Prove that a finite-dimensional algebra $A$ over a field $K$ of characteristic zero having a basis consisting of nilpotent elements $\{e_1,...,e_n\}$ is nilpotent.
My approach: Let $m_i$ be the smallest positive integer such that $e_i^{m_i}=0$. Let $m:=m_1+m_2+\cdots+m_n$ and let $a_1,...,a_m$ be any $m$ elements from $A$. There exist $\lambda_{i1},...,\lambda_{in}$ such that $a_i=\lambda_{i1}e_1+\cdots+\lambda_{in}e_n$ for each $1 \leq i \leq m$.
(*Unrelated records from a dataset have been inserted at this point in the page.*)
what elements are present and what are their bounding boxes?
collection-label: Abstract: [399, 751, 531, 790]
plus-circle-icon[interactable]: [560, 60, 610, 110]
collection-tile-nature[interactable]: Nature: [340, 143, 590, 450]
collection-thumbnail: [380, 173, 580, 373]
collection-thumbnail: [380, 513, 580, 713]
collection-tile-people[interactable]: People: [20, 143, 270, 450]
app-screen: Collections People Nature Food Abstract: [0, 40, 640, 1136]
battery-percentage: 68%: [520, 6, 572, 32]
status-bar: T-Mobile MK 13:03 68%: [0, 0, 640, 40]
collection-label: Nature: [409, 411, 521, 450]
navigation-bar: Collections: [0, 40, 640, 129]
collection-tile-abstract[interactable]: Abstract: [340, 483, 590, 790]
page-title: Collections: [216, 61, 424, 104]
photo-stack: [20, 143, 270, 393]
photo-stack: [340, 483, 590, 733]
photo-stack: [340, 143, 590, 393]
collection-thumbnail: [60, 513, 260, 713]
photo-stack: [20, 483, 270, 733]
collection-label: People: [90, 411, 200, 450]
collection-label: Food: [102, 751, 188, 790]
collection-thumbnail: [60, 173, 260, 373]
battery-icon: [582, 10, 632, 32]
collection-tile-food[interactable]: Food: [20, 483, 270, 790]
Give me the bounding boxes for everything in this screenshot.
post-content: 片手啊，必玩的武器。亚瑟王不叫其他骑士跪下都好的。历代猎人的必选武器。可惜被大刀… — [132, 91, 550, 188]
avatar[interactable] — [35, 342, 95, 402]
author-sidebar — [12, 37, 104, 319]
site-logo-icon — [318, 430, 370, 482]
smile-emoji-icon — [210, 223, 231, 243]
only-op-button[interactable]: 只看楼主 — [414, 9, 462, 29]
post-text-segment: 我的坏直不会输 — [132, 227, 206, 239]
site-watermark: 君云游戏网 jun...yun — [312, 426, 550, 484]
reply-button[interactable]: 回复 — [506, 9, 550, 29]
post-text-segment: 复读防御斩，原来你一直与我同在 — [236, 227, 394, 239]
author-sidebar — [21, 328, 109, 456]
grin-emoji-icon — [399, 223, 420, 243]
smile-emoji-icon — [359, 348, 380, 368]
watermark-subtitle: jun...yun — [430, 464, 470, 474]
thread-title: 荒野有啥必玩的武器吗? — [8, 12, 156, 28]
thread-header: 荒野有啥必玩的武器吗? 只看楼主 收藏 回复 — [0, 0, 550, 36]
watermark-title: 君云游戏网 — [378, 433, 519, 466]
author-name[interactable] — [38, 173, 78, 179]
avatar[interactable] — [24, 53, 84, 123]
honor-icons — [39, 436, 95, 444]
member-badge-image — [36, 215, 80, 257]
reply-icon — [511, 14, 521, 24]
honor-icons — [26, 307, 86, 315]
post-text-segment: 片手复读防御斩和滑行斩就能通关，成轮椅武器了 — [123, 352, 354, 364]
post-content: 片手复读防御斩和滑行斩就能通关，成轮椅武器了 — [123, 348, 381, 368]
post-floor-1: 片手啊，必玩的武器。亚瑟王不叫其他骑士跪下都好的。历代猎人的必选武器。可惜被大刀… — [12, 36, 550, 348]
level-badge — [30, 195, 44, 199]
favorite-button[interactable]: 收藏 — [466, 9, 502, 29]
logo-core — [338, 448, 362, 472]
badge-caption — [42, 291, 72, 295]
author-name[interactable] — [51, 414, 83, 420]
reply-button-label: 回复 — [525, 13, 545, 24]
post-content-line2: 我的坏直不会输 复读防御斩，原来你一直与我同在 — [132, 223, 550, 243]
Expand $a_1\cdots a_m$ in terms of the basis to get each term in the sum (expansion) has the form $\lambda e_1^{t_1}\cdots e_n^{t_n}$ where $\lambda \in K$ and $t_1+\cdots+t_n=m$ with $t_i \geq0$. Observe there exists $j$ such that $t_j \geq m_j$ otherwise it would contradict to $t_1+\cdots+t_n=m$, so each term in the expansion of $a_1\cdots a_m$ is zero; this implies $A^m=0$, therefore $A$ is nilpotent with nilpotency class at most $m$.
My query: I realized now that my proof relies on the commutativity of $A$, however $A$ is not assumed to be commutative. How to used the condition $\operatorname{Char}(A)=0$ for the general case?